Between this and the burger, I think it’s safe to say that Nader’s isn’t exactly my new favourite restaurant.

Nader's - lamb shank tagine Nader's - lamb shank tagine

Country 047 – Portugal (Nova Bakery & Pastry)

nova
Location
: 3635 Cawthra Road, Mississauga
Websitehttp://www.novabakery.ca/

I really like egg tarts — in theory.  They’re actually a lot like millefeuille, in that they should be amazing but very rarely are thanks to the ravages of time.  That crispy, flaky crust?  Maybe I’ve just been exceedingly unlucky in a lifetime of eating egg tarts, but I don’t think I’ve ever had one where the crust wasn’t soggy to a certain extent.

I wanted the one from Nova to be different, but right on the first bite — when I struggled to get my teeth through the once-crispy, now-chewy crust — I knew it was game over.

Still, the custardy filling was satisfying enough to make this worth eating regardless.  Amazingly creamy, dense but not too dense, and with a mild lemony zip to cut through the richness, it was probably one of the better egg tarts I’ve had.

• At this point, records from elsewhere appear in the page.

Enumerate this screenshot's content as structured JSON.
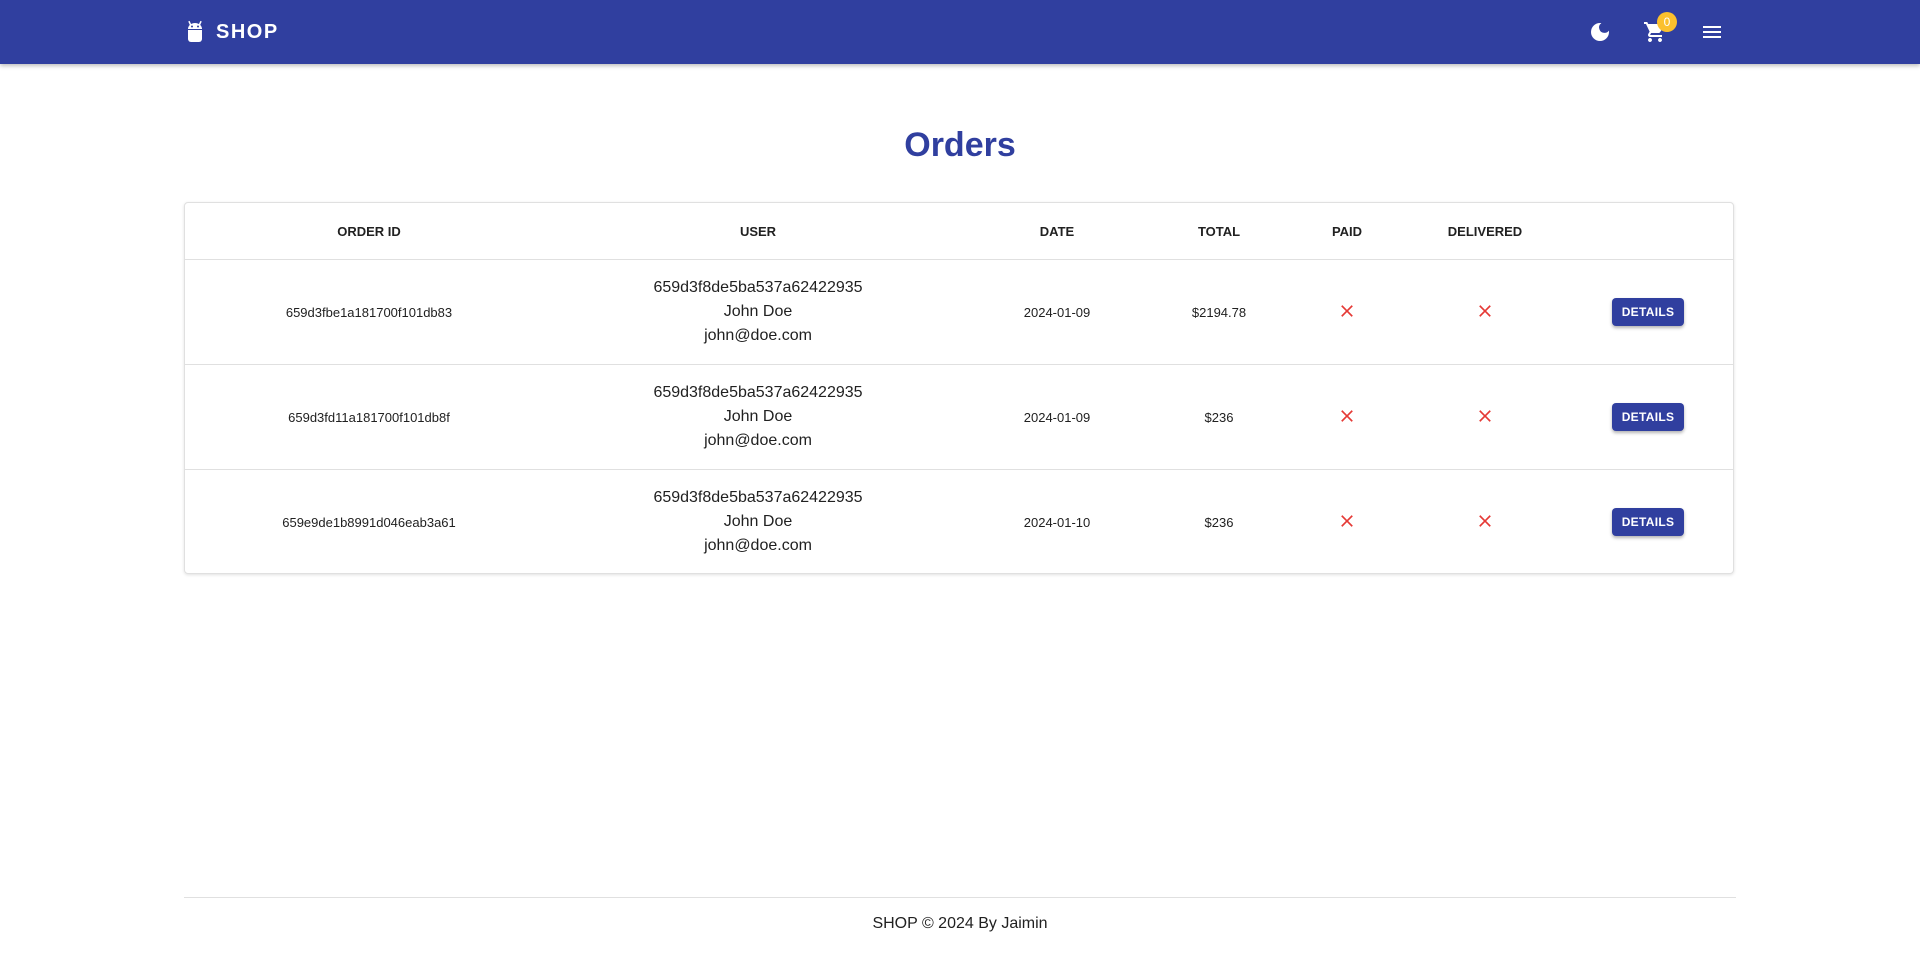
{
  "header": {
    "brand": "SHOP",
    "cart_count": "0",
    "accent": "#303f9f",
    "badge_color": "#fbc02d",
    "icons": [
      "android-icon",
      "dark-mode-icon",
      "cart-icon",
      "menu-icon"
    ]
  },
  "page": {
    "title": "Orders"
  },
  "table": {
    "columns": [
      "ORDER ID",
      "USER",
      "DATE",
      "TOTAL",
      "PAID",
      "DELIVERED",
      ""
    ],
    "rows": [
      {
        "order_id": "659d3fbe1a181700f101db83",
        "user_id": "659d3f8de5ba537a62422935",
        "user_name": "John Doe",
        "user_email": "john@doe.com",
        "date": "2024-01-09",
        "total": "$2194.78",
        "paid": "not-paid",
        "delivered": "not-delivered",
        "action": "DETAILS"
      },
      {
        "order_id": "659d3fd11a181700f101db8f",
        "user_id": "659d3f8de5ba537a62422935",
        "user_name": "John Doe",
        "user_email": "john@doe.com",
        "date": "2024-01-09",
        "total": "$236",
        "paid": "not-paid",
        "delivered": "not-delivered",
        "action": "DETAILS"
      },
      {
        "order_id": "659e9de1b8991d046eab3a61",
        "user_id": "659d3f8de5ba537a62422935",
        "user_name": "John Doe",
        "user_email": "john@doe.com",
        "date": "2024-01-10",
        "total": "$236",
        "paid": "not-paid",
        "delivered": "not-delivered",
        "action": "DETAILS"
      }
    ],
    "status_color": "#e53935"
  },
  "footer": {
    "text": "SHOP © 2024 By Jaimin"
  }
}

I’d be more upset about the sodden crust, but since I’ve literally never had one of these things where the crust was perfect, I’m just going to assume that’s a pipe dream.  I’d either have to go to a bakery where they sell so many egg tarts that they’re constantly pumping out new ones (i.e. fly to Portugal), or I’d have to camp outside of a bakery and grab one the minute they open.

I don’t think either option is going to happen any time soon, so soggy crust it is.